Building African economies back, better and stronger than before

An employee dismantles old solar panels, for e-waste processing, at E-Terra Matter Recovery and Recycling Facility in Festac, Lagos, Nigeria June 19, 2020. Picture taken June 19, 2020. REUTERS/Temilade Adelaja
Editor's note:

Below is a Viewpoint from Chapter 5 of the Foresight Africa 2021 report, which explores top priorities for the region in the coming year. This year’s issue focuses on strategies for Africa to confront the twin health and economic crises created by the COVID-19 pandemic and emerge stronger than ever. Read the full chapter on continental integration.

Foresight Africa 2021The COVID-19 pandemic has upended the world economic order as we know it and may be the gravest challenge that Africa’s leaders have faced since independence.

Africa, like other regions, is reeling from the pandemic’s economic and social consequences. The global economic downturn is undercutting every sector of Africa’s economy. Growth is expected to turn negative for the first time in almost 50 years, threatening the hard-won development gains of past decades. An additional 43 million Africans might be pushed into poverty.

It is in these exceptional circumstances that, in August 2020, I was unanimously re-elected to a second term as president of the African Development Bank. Today, more than ever, I feel the burden of responsibility that comes with this honor. It will be my duty to ensure that the Bank rises to the challenge, standing in solidarity with African countries as they respond to the rapidly evolving crisis.

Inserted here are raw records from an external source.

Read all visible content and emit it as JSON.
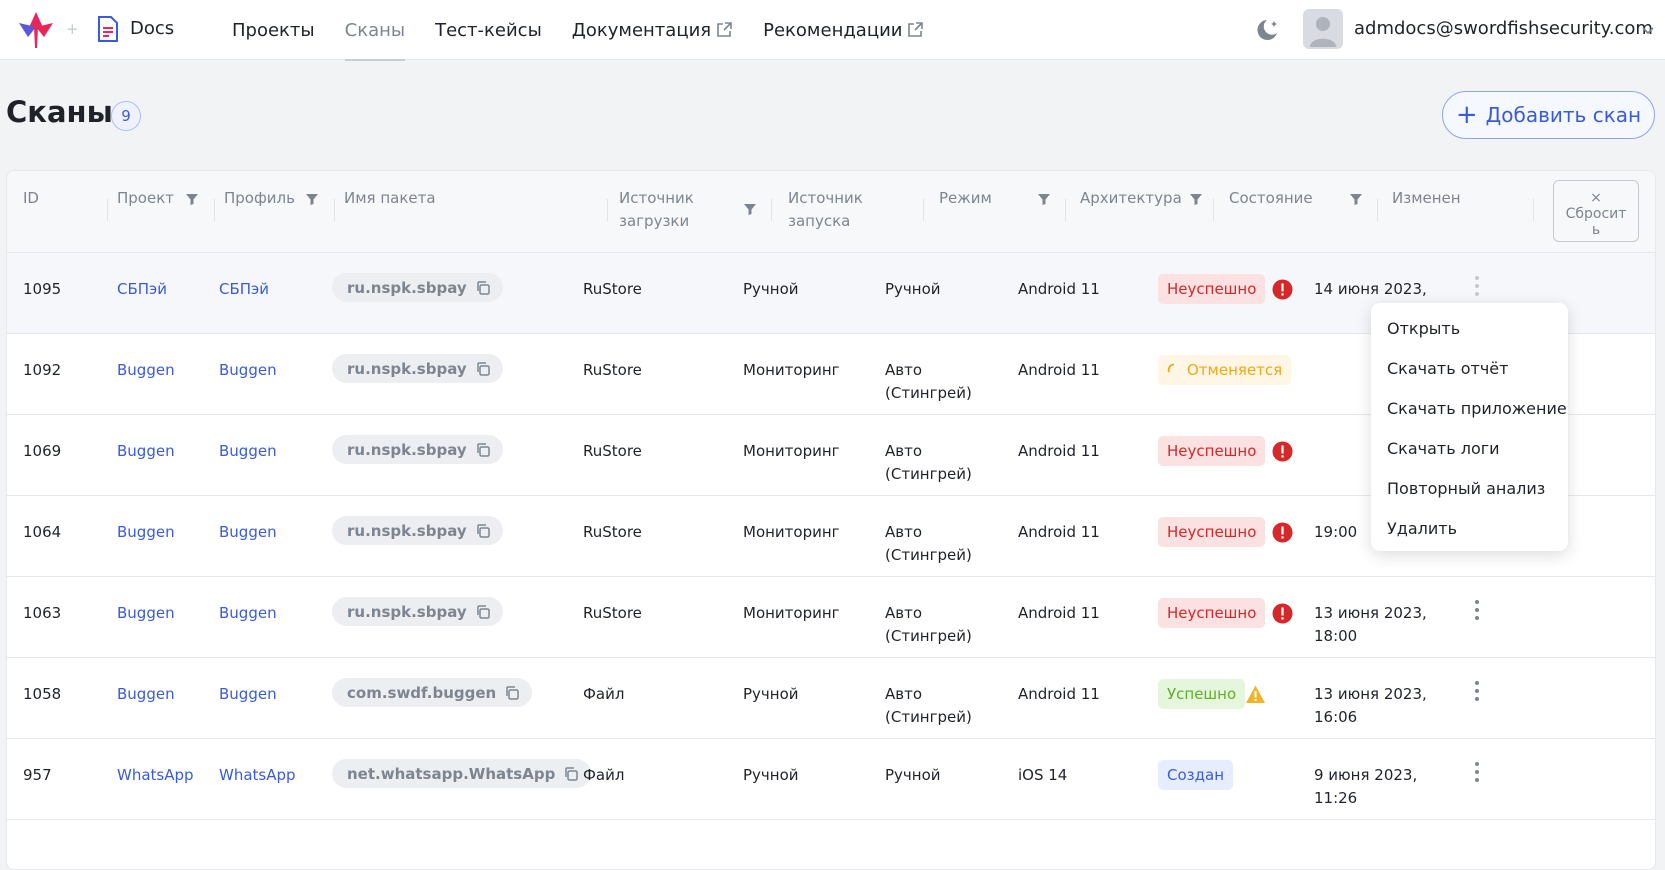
{
  "header": {
    "brand": "Docs",
    "nav": [
      {
        "label": "Проекты",
        "active": false,
        "external": false
      },
      {
        "label": "Сканы",
        "active": true,
        "external": false
      },
      {
        "label": "Тест-кейсы",
        "active": false,
        "external": false
      },
      {
        "label": "Документация",
        "active": false,
        "external": true
      },
      {
        "label": "Рекомендации",
        "active": false,
        "external": true
      }
    ],
    "user_email": "admdocs@swordfishsecurity.com"
  },
  "page": {
    "title": "Сканы",
    "count": "9",
    "add_button": "Добавить скан"
  },
  "table": {
    "columns": {
      "id": "ID",
      "project": "Проект",
      "profile": "Профиль",
      "package": "Имя пакета",
      "source_upload_1": "Источник",
      "source_upload_2": "загрузки",
      "source_launch_1": "Источник",
      "source_launch_2": "запуска",
      "mode": "Режим",
      "arch": "Архитектура",
      "state": "Состояние",
      "changed": "Изменен"
    },
    "reset_button_1": "Сбросит",
    "reset_button_2": "ь",
    "rows": [
      {
        "id": "1095",
        "project": "СБПэй",
        "profile": "СБПэй",
        "package": "ru.nspk.sbpay",
        "source_upload": "RuStore",
        "source_launch": "Ручной",
        "mode_1": "Ручной",
        "mode_2": "",
        "arch": "Android 11",
        "state": "Неуспешно",
        "state_type": "fail",
        "changed_1": "14 июня 2023,",
        "changed_2": ""
      },
      {
        "id": "1092",
        "project": "Buggen",
        "profile": "Buggen",
        "package": "ru.nspk.sbpay",
        "source_upload": "RuStore",
        "source_launch": "Мониторинг",
        "mode_1": "Авто",
        "mode_2": "(Стингрей)",
        "arch": "Android 11",
        "state": "Отменяется",
        "state_type": "cancel",
        "changed_1": "",
        "changed_2": ""
      },
      {
        "id": "1069",
        "project": "Buggen",
        "profile": "Buggen",
        "package": "ru.nspk.sbpay",
        "source_upload": "RuStore",
        "source_launch": "Мониторинг",
        "mode_1": "Авто",
        "mode_2": "(Стингрей)",
        "arch": "Android 11",
        "state": "Неуспешно",
        "state_type": "fail",
        "changed_1": "",
        "changed_2": ""
      },
      {
        "id": "1064",
        "project": "Buggen",
        "profile": "Buggen",
        "package": "ru.nspk.sbpay",
        "source_upload": "RuStore",
        "source_launch": "Мониторинг",
        "mode_1": "Авто",
        "mode_2": "(Стингрей)",
        "arch": "Android 11",
        "state": "Неуспешно",
        "state_type": "fail",
        "changed_1": "",
        "changed_2": "19:00"
      },
      {
        "id": "1063",
        "project": "Buggen",
        "profile": "Buggen",
        "package": "ru.nspk.sbpay",
        "source_upload": "RuStore",
        "source_launch": "Мониторинг",
        "mode_1": "Авто",
        "mode_2": "(Стингрей)",
        "arch": "Android 11",
        "state": "Неуспешно",
        "state_type": "fail",
        "changed_1": "13 июня 2023,",
        "changed_2": "18:00"
      },
      {
        "id": "1058",
        "project": "Buggen",
        "profile": "Buggen",
        "package": "com.swdf.buggen",
        "source_upload": "Файл",
        "source_launch": "Ручной",
        "mode_1": "Авто",
        "mode_2": "(Стингрей)",
        "arch": "Android 11",
        "state": "Успешно",
        "state_type": "ok",
        "changed_1": "13 июня 2023,",
        "changed_2": "16:06"
      },
      {
        "id": "957",
        "project": "WhatsApp",
        "profile": "WhatsApp",
        "package": "net.whatsapp.WhatsApp",
        "source_upload": "Файл",
        "source_launch": "Ручной",
        "mode_1": "Ручной",
        "mode_2": "",
        "arch": "iOS 14",
        "state": "Создан",
        "state_type": "new",
        "changed_1": "9 июня 2023,",
        "changed_2": "11:26"
      }
    ]
  },
  "context_menu": {
    "items": [
      "Открыть",
      "Скачать отчёт",
      "Скачать приложение",
      "Скачать логи",
      "Повторный анализ",
      "Удалить"
    ]
  },
  "colors": {
    "accent": "#3a5bd9",
    "fail": "#d62828",
    "cancel": "#f0a818",
    "success": "#5fae2a"
  }
}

Extraordinary times call for extraordinary measures. Indeed, the International Monetary Fund (IMF) estimates that Africa will need $1.2 trillion over the next three years to recover from the epidemic.

The good news is that African countries have already taken a bold range of actions, from ambitious public health interventions to flatten the curve, to the expansion of social safety nets, to monetary and fiscal interventions on an unprecedented scale.

The Bank responded swiftly in April 2020 by launching a $10 billion COVID-19 Rapid Response Facility, which provides liquidity through crisis response budget support in order to help African governments implement their plans to control and mitigate the virus and its impacts. The month before, the Bank also launched a record-breaking $3 billion “Fight COVID-19” social bond on the global market—the largest-ever U.S. dollar-denominated social bond.

The Bank will continue to leverage its financial standing, its triple-A rating, and its convening power to mobilize the funds Africa needs to build back better and stronger. Each year, the Africa Investment Forum (AIF) brings together development finance institutions, commercial banks, sovereign wealth funds, pension funds, private investors, project sponsors, and policymakers to link Africa’s investment opportunities to sources of capital. Last year’s edition of the AIF developed a pipeline of 230 projects valued at $208 billion.

We will also make full use of the additional $115 billion in capital that the Bank’s shareholders entrusted to us as part of our seventh general capital increase.

Our strategic direction will continue to be guided by our High-5 priorities: Light Up and Power Africa, Feed Africa, Industrialize Africa, Integrate Africa, and Improve the Quality of Life of the People of Africa. Across the High-5s, we will work with African countries and our development partners to identify, selectively, the most strategic investments that will maximize development impact.